Game Development Workflow Part 2: Production and Post-Production

Production

During production, teams establish more standardized workflows. While prototyping continues for lower-priority items, most of your high priority and critical items will have already completed those stages by this point. Production focuses on generating sufficient content for a complete game, with art teams developing assets, developers implementing gameplay code, and level designers transforming greyboxed levels into final versions.

As digital assets multiply, version control becomes essential. Tools like Perforce and PlasticSCM manage game assets differently than source code. Digital assets are usually modified in their entirety, whereas code can be modified and merged together. Digital asset management tools integrated with source control enable early-stage versioning and team access.

World Building

World building brings level design to life through asset implementation. Multiple disciplines collaborate: programmers test for edge cases and performance targets, playttesters identify design flaws, and creative directors ensure aesthetic alignment.

This coordination-intensive process often faces bottlenecks. Traditional solutions like level sectioning have limitations. KinematicSoup created Scene Fusion to enable a team to work within a single level in real-time, supporting instantaneous feedback across disciplines.

The Importance of Testing

Testing encompasses both code-level and playtest evaluation. Unit testing frameworks like nUnit, CppUnit, and Unreal’s UFE tool help developers write testable code and generate automated reports.
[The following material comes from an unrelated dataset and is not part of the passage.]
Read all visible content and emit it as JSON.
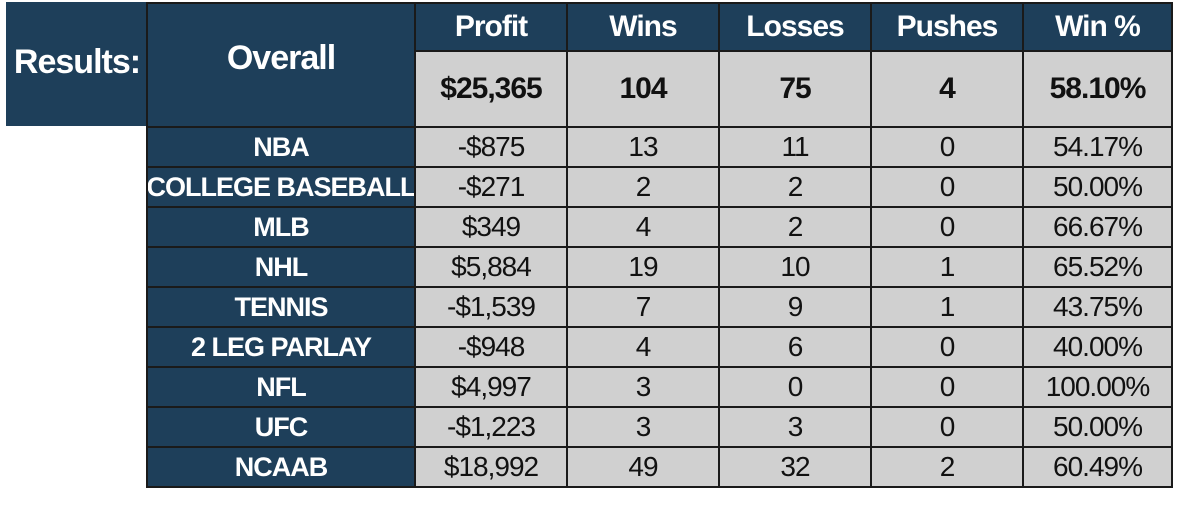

Playtesting occurs in two stages: Quality Assurance tests for internal bugs and functionality, while User Acceptance Testing evaluates player reception. The critical thing to remember with testing is that it needs to occur early and it needs to happen often.

The End of Production

Generalized Gamedev Workflow Timeline

As production concludes, development enters post-production—the final polishing phase addressing remaining bugs through small tweaks to the design or aesthetic of the game such as adding clutter or non-critical props, final lighting passes, performance optimization, and non-critical bug fixes.